Pedal bodies are interchangeable to RK (Look Keo) or XC (SPD MTB) for $250 each — meaning a $650 single-sided Rally can become a $900 multi-discipline pedal system over time.

5. Wahoo Powrlink Zero — Best for Wahoo Ecosystem

Best for: Wahoo Bolt or ROAM users, Wahoo Kickr smart trainer owners, anyone in the Wahoo ecosystem. Why: seamless integration with Wahoo Bolt, ±1.0% accuracy, Speedplay-based design (huge cornering clearance). Skip if: you don't want Speedplay cleats (not interchangeable with Shimano/Look).

Wahoo's Powrlink Zero is built around the Speedplay cleat — the four-bolt road cleat known for huge float adjustability and best-in-class cornering clearance. Wahoo bought Speedplay specifically to enable this product. Accuracy matches Garmin and Favero at ±1.0%.

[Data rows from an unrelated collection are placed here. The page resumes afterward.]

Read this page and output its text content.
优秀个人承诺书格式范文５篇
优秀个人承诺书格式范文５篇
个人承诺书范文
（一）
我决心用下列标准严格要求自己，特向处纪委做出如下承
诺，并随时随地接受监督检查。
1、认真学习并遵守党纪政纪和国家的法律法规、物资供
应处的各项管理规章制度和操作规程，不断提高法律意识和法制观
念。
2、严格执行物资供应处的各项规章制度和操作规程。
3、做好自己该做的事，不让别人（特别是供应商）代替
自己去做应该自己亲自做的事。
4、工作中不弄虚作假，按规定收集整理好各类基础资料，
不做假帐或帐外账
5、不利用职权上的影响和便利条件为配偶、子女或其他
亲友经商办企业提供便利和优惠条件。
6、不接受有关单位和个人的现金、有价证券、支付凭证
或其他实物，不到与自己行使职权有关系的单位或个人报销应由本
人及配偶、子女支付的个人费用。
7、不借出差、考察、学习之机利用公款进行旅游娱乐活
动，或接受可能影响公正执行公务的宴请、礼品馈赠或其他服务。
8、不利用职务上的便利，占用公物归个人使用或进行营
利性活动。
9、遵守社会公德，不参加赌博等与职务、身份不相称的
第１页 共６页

Setup is plug-and-play with any Wahoo Bolt or ROAM. The pedals broadcast Bluetooth + ANT+ so they work with non-Wahoo head units too. Battery is rechargeable, lasting ~75 hours per charge. The Speedplay cleat learning curve is real — first-time users should plan a few rides to get used to clipping in.

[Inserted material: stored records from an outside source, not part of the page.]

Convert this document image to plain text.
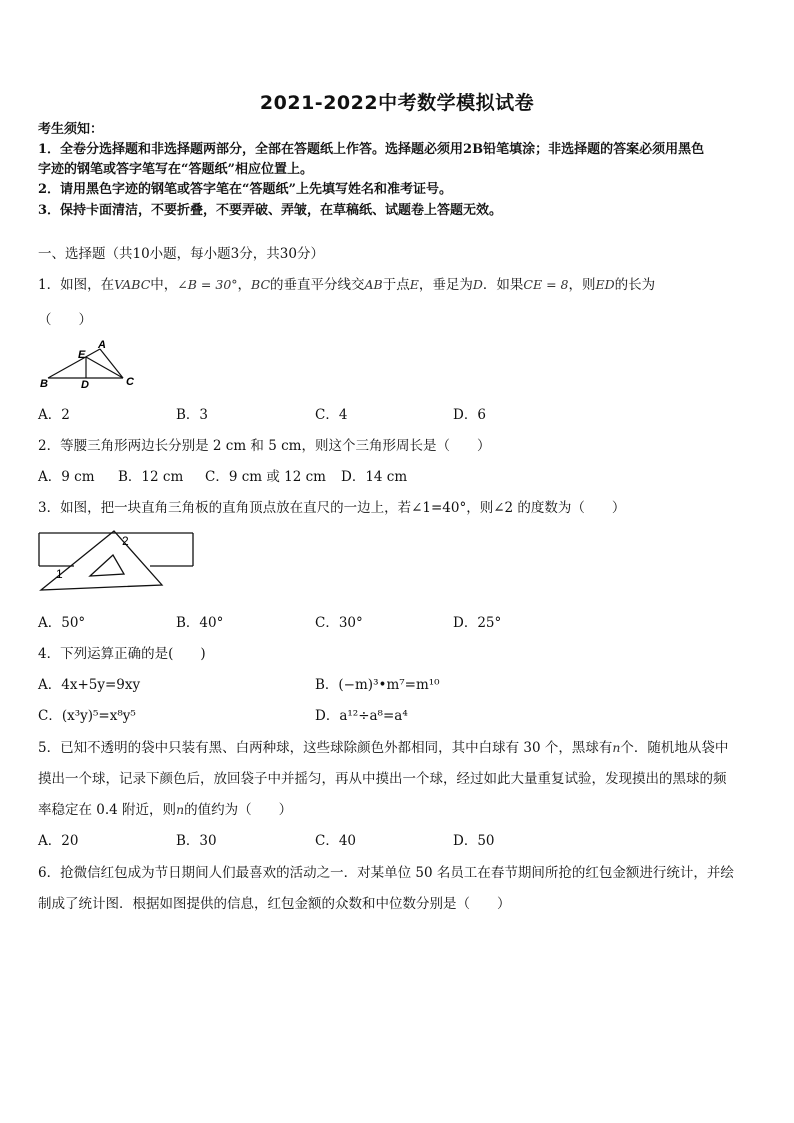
2021-2022中考数学模拟试卷
考生须知：
1．全卷分选择题和非选择题两部分，全部在答题纸上作答。选择题必须用2B铅笔填涂；非选择题的答案必须用黑色
字迹的钢笔或答字笔写在“答题纸”相应位置上。
2．请用黑色字迹的钢笔或答字笔在“答题纸”上先填写姓名和准考证号。
3．保持卡面清洁，不要折叠，不要弄破、弄皱，在草稿纸、试题卷上答题无效。
一、选择题（共10小题，每小题3分，共30分）
1．如图，在VABC中，∠B = 30°，BC的垂直平分线交AB于点E，垂足为D．如果CE = 8，则ED的长为
（　　）
A
E
B	D	C
A．2	B．3	C．4	D．6
2．等腰三角形两边长分别是 2 cm 和 5 cm，则这个三角形周长是（　　）
A．9 cm B．12 cm C．9 cm 或 12 cm D．14 cm
3．如图，把一块直角三角板的直角顶点放在直尺的一边上，若∠1=40°，则∠2 的度数为（　　）
1
2
A．50°	B．40°	C．30°	D．25°
4．下列运算正确的是(　　)
A．4x+5y=9xy	B．(−m)³•m⁷=m¹⁰
C．(x³y)⁵=x⁸y⁵	D．a¹²÷a⁸=a⁴
5．已知不透明的袋中只装有黑、白两种球，这些球除颜色外都相同，其中白球有 30 个，黑球有n个．随机地从袋中
摸出一个球，记录下颜色后，放回袋子中并摇匀，再从中摸出一个球，经过如此大量重复试验，发现摸出的黑球的频
率稳定在 0.4 附近，则n的值约为（　　）
A．20	B．30	C．40	D．50
6．抢微信红包成为节日期间人们最喜欢的活动之一．对某单位 50 名员工在春节期间所抢的红包金额进行统计，并绘
制成了统计图．根据如图提供的信息，红包金额的众数和中位数分别是（　　）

How to Choose Power Meter Pedals

  • Cleat type — match to your existing shoes/cleats. Shimano SPD-SL = Garmin Rally RS. Look Keo = Favero Assioma. SPD MTB = Garmin Rally XC. Speedplay = Wahoo Powrlink. Don't switch cleat systems just to buy a power meter.
  • Single vs dual-sided — most riders are fine with single. Get dual if you have leg imbalance, pro/elite training plans that use L/R metrics, or post-injury rehab.
  • Battery type — Garmin uses replaceable LR44s (no charging cable to lose, longer total life). Favero and Wahoo use rechargeable. Both work; preference is personal.
  • Bike compatibility — power meter pedals work with any bike that has 9/16" pedal threads. They don't care about your crankset, BB, or drivetrain.

Frequently Asked Questions

Are power meter pedals worth it?

For any cyclist training with structured intervals, FTP testing, or training plans — yes. Power data is the only objective measure of effort that works across terrain, fitness state, and weather. Power meter pedals specifically are the easiest power meter to install (15 minutes vs 1 hour for crank-based) and transfer between bikes.

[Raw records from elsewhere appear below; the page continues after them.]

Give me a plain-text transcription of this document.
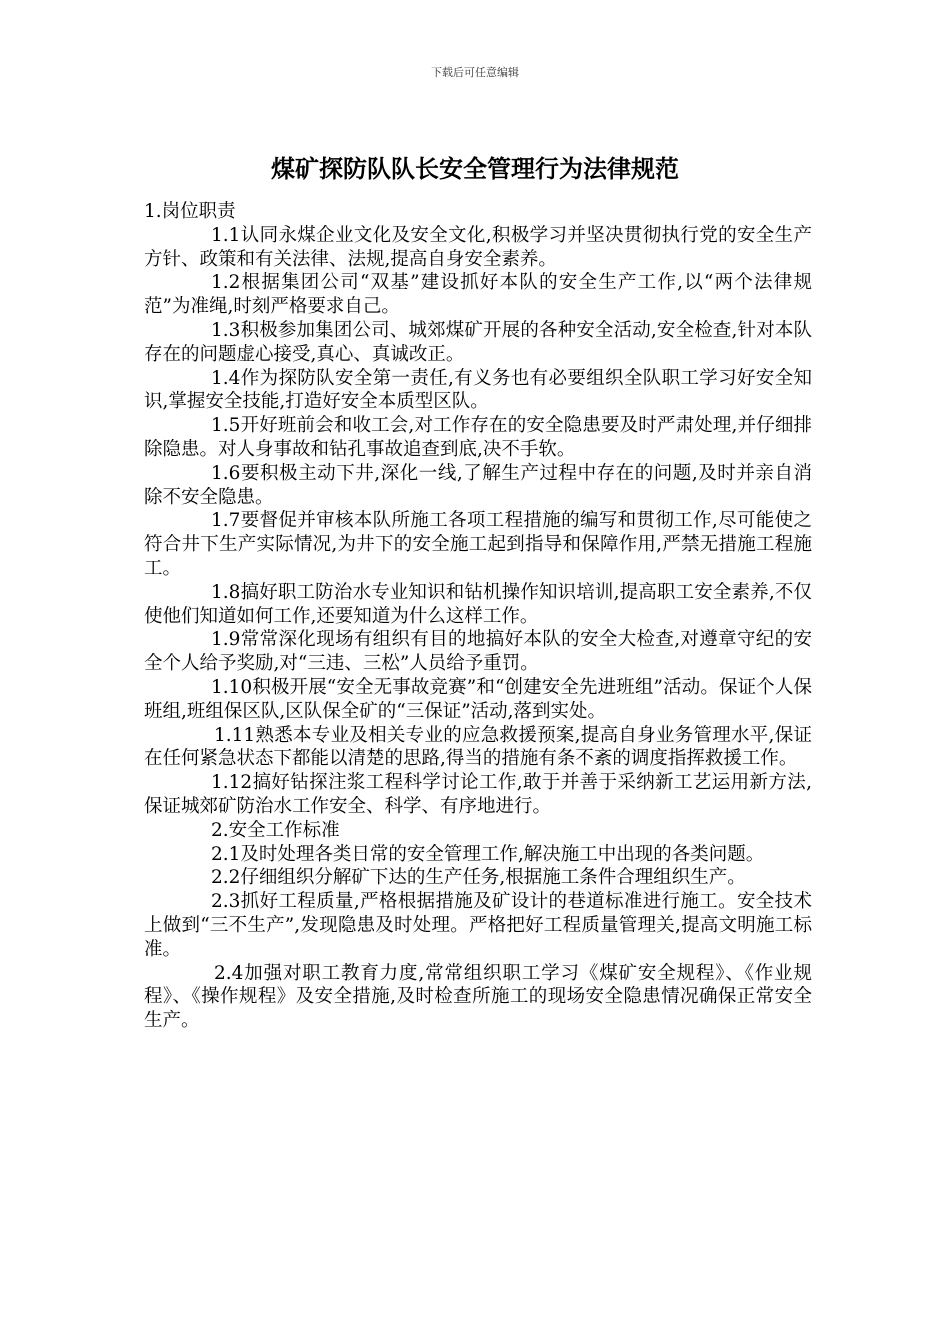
下载后可任意编辑
煤矿探防队队长安全管理行为法律规范

1.岗位职责

1.1认同永煤企业文化及安全文化,积极学习并坚决贯彻执行党的安全生产方针、政策和有关法律、法规,提高自身安全素养。

1.2根据集团公司“双基”建设抓好本队的安全生产工作,以“两个法律规范”为准绳,时刻严格要求自己。

1.3积极参加集团公司、城郊煤矿开展的各种安全活动,安全检查,针对本队存在的问题虚心接受,真心、真诚改正。

1.4作为探防队安全第一责任,有义务也有必要组织全队职工学习好安全知识,掌握安全技能,打造好安全本质型区队。

1.5开好班前会和收工会,对工作存在的安全隐患要及时严肃处理,并仔细排除隐患。对人身事故和钻孔事故追查到底,决不手软。

1.6要积极主动下井,深化一线,了解生产过程中存在的问题,及时并亲自消除不安全隐患。

1.7要督促并审核本队所施工各项工程措施的编写和贯彻工作,尽可能使之符合井下生产实际情况,为井下的安全施工起到指导和保障作用,严禁无措施工程施工。

1.8搞好职工防治水专业知识和钻机操作知识培训,提高职工安全素养,不仅使他们知道如何工作,还要知道为什么这样工作。

1.9常常深化现场有组织有目的地搞好本队的安全大检查,对遵章守纪的安全个人给予奖励,对“三违、三松”人员给予重罚。

1.10积极开展“安全无事故竞赛”和“创建安全先进班组”活动。保证个人保班组,班组保区队,区队保全矿的“三保证”活动,落到实处。

1.11熟悉本专业及相关专业的应急救援预案,提高自身业务管理水平,保证在任何紧急状态下都能以清楚的思路,得当的措施有条不紊的调度指挥救援工作。

1.12搞好钻探注浆工程科学讨论工作,敢于并善于采纳新工艺运用新方法,保证城郊矿防治水工作安全、科学、有序地进行。

2.安全工作标准

2.1及时处理各类日常的安全管理工作,解决施工中出现的各类问题。

2.2仔细组织分解矿下达的生产任务,根据施工条件合理组织生产。

2.3抓好工程质量,严格根据措施及矿设计的巷道标准进行施工。安全技术上做到“三不生产”,发现隐患及时处理。严格把好工程质量管理关,提高文明施工标准。

2.4加强对职工教育力度,常常组织职工学习《煤矿安全规程》、《作业规程》、《操作规程》及安全措施,及时检查所施工的现场安全隐患情况确保正常安全生产。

Single-sided or dual-sided power meter pedals?

Dual-sided ($1,100-$1,500) measures both legs independently — critical if you have leg-strength imbalance or want pedal-stroke analysis. Single-sided ($650-$700) measures one leg and doubles it — fine for 80% of riders whose legs are balanced.

Garmin Rally vs Favero Assioma — which is better?

Both are excellent. Garmin Rally has interchangeable pedal bodies (SPD, Look Keo, Shimano SPD-SL all available) so you can move them between road and MTB bikes. Favero Assioma is cheaper ($530-$870) with comparable accuracy but locks you into Look Keo cleats. Garmin wins on flexibility; Favero wins on price.

How accurate are power meter pedals?

Modern power meter pedals are accurate to ±1.0% — comparable to crank-based and spider-based power meters. Garmin Rally is rated ±1.0%, Favero Assioma ±1.0%, Wahoo Powrlink ±1.0%. The differences between brands are within noise; pick based on price and ecosystem.

How long do power meter pedal batteries last?

Garmin Rally uses replaceable LR44 batteries — 120 hours of riding per pair. Favero Assioma is rechargeable via magnetic charger — 50 hours per charge. For a typical cyclist riding 10 hours per week, both last 5-12 weeks before needing service.